UİD-DER: Bu baskıların, tutuklamaların nedeni neydi?
M. Yıldırım: Bizler çevremizde yaşanılan haksızlıklara karşı çıkıyorduk. Çevremizdeki fabrikaları sendikalaştırıyorduk. Köylere gidip, köylülerden işçi arkadaşlara destek olmalarını istiyor ve onları bilinçlendiriyorduk. Bulunduğumuz alanda dayanışma içinde, insanca yaşayacağımız taleplerimizi hayata geçirmek için mücadele ediyorduk. Devlet ise bizlere “vatan haini”, “terörist” damgası vuruyordu. Jandarma ve polis bilinçli işçileri baskı altında tutmaya çalışıyordu. Bizler faşizme ve zulme karşı anti-faşist bir cephe oluşturmuştuk. Askeri diktatörlük emekçilere, ezilenlere, çalışanlara karşı gerçekleştirildi.

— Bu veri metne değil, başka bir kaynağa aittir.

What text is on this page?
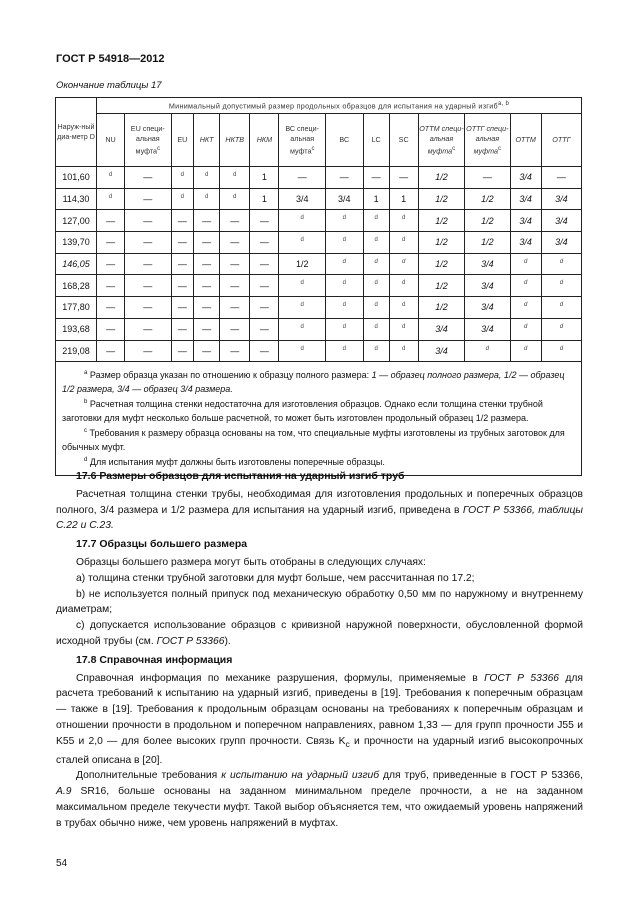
ГОСТ Р 54918—2012
Окончание таблицы 17
Наруж-ный диа-метр D	Минимальный допустимый размер продольных образцов для испытания на ударный изгиб$^{a, b}$
	NU	EU специ-альная муфта$^c$	EU	НКТ	НКТВ	НКМ	ВС специ-альная муфта$^c$	ВС	LC	SC	ОТТМ специ-альная муфта$^c$	ОТТГ специ-альная муфта$^c$	ОТТМ	ОТТГ
101,60	d	—	d	d	d	1	—	—	—	—	1/2	—	3/4	—
114,30	d	—	d	d	d	1	3/4	3/4	1	1	1/2	1/2	3/4	3/4
127,00	—	—	—	—	—	—	d	d	d	d	1/2	1/2	3/4	3/4
139,70	—	—	—	—	—	—	d	d	d	d	1/2	1/2	3/4	3/4
146,05	—	—	—	—	—	—	1/2	d	d	d	1/2	3/4	d	d
168,28	—	—	—	—	—	—	d	d	d	d	1/2	3/4	d	d
177,80	—	—	—	—	—	—	d	d	d	d	1/2	3/4	d	d
193,68	—	—	—	—	—	—	d	d	d	d	3/4	3/4	d	d
219,08	—	—	—	—	—	—	d	d	d	d	3/4	d	d	d

$^a$ Размер образца указан по отношению к образцу полного размера: 1 — образец полного размера, 1/2 — образец 1/2 размера, 3/4 — образец 3/4 размера.

$^b$ Расчетная толщина стенки недостаточна для изготовления образцов. Однако если толщина стенки трубной заготовки для муфт несколько больше расчетной, то может быть изготовлен продольный образец 1/2 размера.

$^c$ Требования к размеру образца основаны на том, что специальные муфты изготовлены из трубных заготовок для обычных муфт.

$^d$ Для испытания муфт должны быть изготовлены поперечные образцы.														

17.6 Размеры образцов для испытания на ударный изгиб труб

Расчетная толщина стенки трубы, необходимая для изготовления продольных и поперечных образцов полного, 3/4 размера и 1/2 размера для испытания на ударный изгиб, приведена в ГОСТ Р 53366, таблицы С.22 и С.23.

17.7 Образцы большего размера

Образцы большего размера могут быть отобраны в следующих случаях:

а) толщина стенки трубной заготовки для муфт больше, чем рассчитанная по 17.2;

b) не используется полный припуск под механическую обработку 0,50 мм по наружному и внутреннему диаметрам;

с) допускается использование образцов с кривизной наружной поверхности, обусловленной формой исходной трубы (см. ГОСТ Р 53366).

17.8 Справочная информация

Справочная информация по механике разрушения, формулы, применяемые в ГОСТ Р 53366 для расчета требований к испытанию на ударный изгиб, приведены в [19]. Требования к поперечным образцам — также в [19]. Требования к продольным образцам основаны на требованиях к поперечным образцам и отношении прочности в продольном и поперечном направлениях, равном 1,33 — для групп прочности J55 и K55 и 2,0 — для более высоких групп прочности. Связь $K_c$ и прочности на ударный изгиб высокопрочных сталей описана в [20].

Дополнительные требования к испытанию на ударный изгиб для труб, приведенные в ГОСТ Р 53366, А.9 SR16, больше основаны на заданном минимальном пределе прочности, а не на заданном максимальном пределе текучести муфт. Такой выбор объясняется тем, что ожидаемый уровень напряжений в трубах обычно ниже, чем уровень напряжений в муфтах.

54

UİD-DER: İşçiler ve sendikalar hangi haklarını kaybettiler?
M. Yıldırım: Genel anlamda baktığımızda darbe devrimci sendikalara karşı yapıldı. İş kanunları kökünden değişti. Kazanılmış haklar gasp edildi. Toplu sözleşmeler feshedildi. DİSK kapatıldı. Sendikal kanunlar değişti. İşkolu ve işyeri barajları getirildi. Sendikacıların yetkileri kısıtlandı. İşyeri temsilcilerinin yetkileri kısıtlandı. Sendikacı patrona “bu işçi bu kadar saat çalışacak” diyemeyecek hale geldi. “Naylon sendikacılar” dediğimiz sendikacılarla sözleşmeler imzalandı.
UİD-DER: Aradan 29 yıl geçti. Darbe nasıl bir toplum hedefledi?

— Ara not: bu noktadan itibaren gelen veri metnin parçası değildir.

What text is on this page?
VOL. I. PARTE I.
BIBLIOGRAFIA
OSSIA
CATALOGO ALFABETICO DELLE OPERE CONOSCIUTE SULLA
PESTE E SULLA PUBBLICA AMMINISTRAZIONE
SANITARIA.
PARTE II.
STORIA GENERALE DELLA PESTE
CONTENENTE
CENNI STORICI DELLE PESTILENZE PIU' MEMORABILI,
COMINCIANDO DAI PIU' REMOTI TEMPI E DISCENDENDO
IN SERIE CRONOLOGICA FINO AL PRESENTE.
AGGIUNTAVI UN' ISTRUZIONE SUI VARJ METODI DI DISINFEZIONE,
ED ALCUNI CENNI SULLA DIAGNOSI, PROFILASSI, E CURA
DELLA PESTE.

M. Yıldırım: 29 yıl değil 1 yıl içinde her şey olup bitti. Silah zoruyla, baskıyla insanların boğazına bindiler. İnsanlar yolda yürüyemez, konuşamaz, yan yana gelemez oldu. Öyle bir toplum hedeflediler ki, konuşmayan, hakkını aramayan, suskun bir toplum yaratmak istediler ve başardılar. Çünkü mücadeleye önderlik edenleri öldürdüler, tutukladılar, gözaltına aldılar. Bütün insanlar baskı altına alındı. İşçiler kıpırdayamaz hale geldiler. Çalışma saati düzeni kalmadı. İşçiler haklarını arayamaz oldu. Taşeronlaştırmalar yaygınlaştırıldı.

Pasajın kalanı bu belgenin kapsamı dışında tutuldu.